In 2007, one investment house, Perella Weinberg Partners, bought a company that had purchased and was holding the supposed Solow paper through Mr. Dreier, someone familiar with the situation said.

The investment firm has told its investors it had no reason to be overly suspicious about the notes because someone, ostensibly Mr. Dreier, had been paying interest on them in a timely manner. Now worthless, those and other notes purchased through Mr.

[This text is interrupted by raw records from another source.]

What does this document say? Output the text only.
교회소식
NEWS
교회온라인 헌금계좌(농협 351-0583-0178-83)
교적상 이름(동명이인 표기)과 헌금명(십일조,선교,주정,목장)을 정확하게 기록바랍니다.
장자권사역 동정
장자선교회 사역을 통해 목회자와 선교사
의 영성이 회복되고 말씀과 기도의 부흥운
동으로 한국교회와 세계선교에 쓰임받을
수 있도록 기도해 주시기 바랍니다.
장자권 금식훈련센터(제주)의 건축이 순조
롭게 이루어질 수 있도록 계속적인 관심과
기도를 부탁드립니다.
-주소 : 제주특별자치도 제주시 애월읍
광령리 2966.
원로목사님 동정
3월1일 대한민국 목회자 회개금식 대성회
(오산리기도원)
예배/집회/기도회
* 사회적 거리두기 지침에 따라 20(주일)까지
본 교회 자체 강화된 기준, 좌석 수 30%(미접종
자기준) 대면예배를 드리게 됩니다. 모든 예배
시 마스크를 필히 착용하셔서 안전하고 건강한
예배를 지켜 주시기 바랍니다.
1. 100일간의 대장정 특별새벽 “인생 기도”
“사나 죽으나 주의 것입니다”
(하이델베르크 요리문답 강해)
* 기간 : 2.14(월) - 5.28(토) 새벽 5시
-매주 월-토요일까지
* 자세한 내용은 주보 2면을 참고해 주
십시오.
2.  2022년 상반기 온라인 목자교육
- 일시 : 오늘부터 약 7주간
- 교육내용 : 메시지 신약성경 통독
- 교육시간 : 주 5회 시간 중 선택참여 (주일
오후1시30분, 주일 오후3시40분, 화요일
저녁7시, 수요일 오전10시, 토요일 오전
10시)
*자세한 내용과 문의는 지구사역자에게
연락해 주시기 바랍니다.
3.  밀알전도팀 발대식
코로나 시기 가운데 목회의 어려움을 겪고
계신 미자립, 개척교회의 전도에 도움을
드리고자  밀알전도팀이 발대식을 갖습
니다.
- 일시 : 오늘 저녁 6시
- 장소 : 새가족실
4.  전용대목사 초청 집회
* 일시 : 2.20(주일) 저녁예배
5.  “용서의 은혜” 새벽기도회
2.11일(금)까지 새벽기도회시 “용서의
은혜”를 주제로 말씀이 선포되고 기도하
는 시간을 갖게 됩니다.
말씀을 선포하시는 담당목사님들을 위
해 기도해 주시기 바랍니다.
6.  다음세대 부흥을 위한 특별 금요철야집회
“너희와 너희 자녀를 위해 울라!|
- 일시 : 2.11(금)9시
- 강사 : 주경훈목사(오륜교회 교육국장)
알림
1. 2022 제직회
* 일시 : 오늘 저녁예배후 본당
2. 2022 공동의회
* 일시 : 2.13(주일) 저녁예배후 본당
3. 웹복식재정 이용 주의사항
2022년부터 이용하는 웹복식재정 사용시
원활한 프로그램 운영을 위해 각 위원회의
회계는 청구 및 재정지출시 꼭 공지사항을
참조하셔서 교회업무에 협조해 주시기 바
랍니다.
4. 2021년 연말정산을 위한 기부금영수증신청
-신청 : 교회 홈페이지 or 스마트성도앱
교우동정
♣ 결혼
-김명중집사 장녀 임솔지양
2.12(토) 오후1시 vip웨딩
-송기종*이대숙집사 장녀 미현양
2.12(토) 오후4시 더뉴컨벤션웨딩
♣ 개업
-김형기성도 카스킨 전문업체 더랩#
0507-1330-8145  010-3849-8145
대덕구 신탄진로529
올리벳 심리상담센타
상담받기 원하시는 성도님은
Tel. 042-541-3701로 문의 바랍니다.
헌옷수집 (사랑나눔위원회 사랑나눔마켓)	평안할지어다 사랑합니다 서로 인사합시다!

Dreier were valued by the firm at $45 million, roughly 4 percent of the portfolio holding them.

A subpoena shows the government is seeking information about a dozen more hedge funds that may have been defrauded.

One investor on the list was Nick Maounis, the Connecticut trader who made headlines two years ago when a $6 billion fund he started called Amaranth blew up. He is now operating a new hedge fund, Verition. A person close to Verition said the fund had declined to buy the notes.

Making it harder to reconstruct the sale of the notes is the possibility that investors sold them among themselves. Prosecutors say the evidence against Mr. Dreier is strong and includes recordings in which he admits that some of the notes he was selling were fabricated.

Days before Mr. Dreier’s arrest in New York, court documents showed, a lawyer with his firm asked Mr. Dreier to release $38 million from an escrow account for a client, only to discover that much of the money had vanished.

The next day, Dec. 2, Mr. Dreier flew to Canada and tried to hold a meeting there very much like the unauthorized gathering he is said to have held in Solow’s Midtown Manhattan offices, the authorities say.

In the offices of the Ontario Teachers’ Pension Plan, the authorities say, he tried to pass himself off as a lawyer for the plan and close the sale of an additional $33 million in fraudulent promissory notes supposedly backed by the plan.

A receptionist there caught on, the authorities said, and called the police, who arrested him.

Being jailed in Toronto did not curb Mr. Dreier’s interest in moving money, and he feverishly worked the phones, according to court papers.

At this point, the law firm’s comptroller refused his requests to move millions of dollars. He did agree, though, to Mr. Dreier’s request to be connected to the bank that handled the law firm’s accounts, an assistant United States attorney, Jonathan R. Streeter, said in a bail hearing on Thursday. “He successfully got $10 million transferred out of an escrow account into a personal account that he controlled,” Mr. Streeter said.

That money, like all the rest, remains unaccounted for.

-Jason Grant and Andrew Ross Sorkin contributed reporting.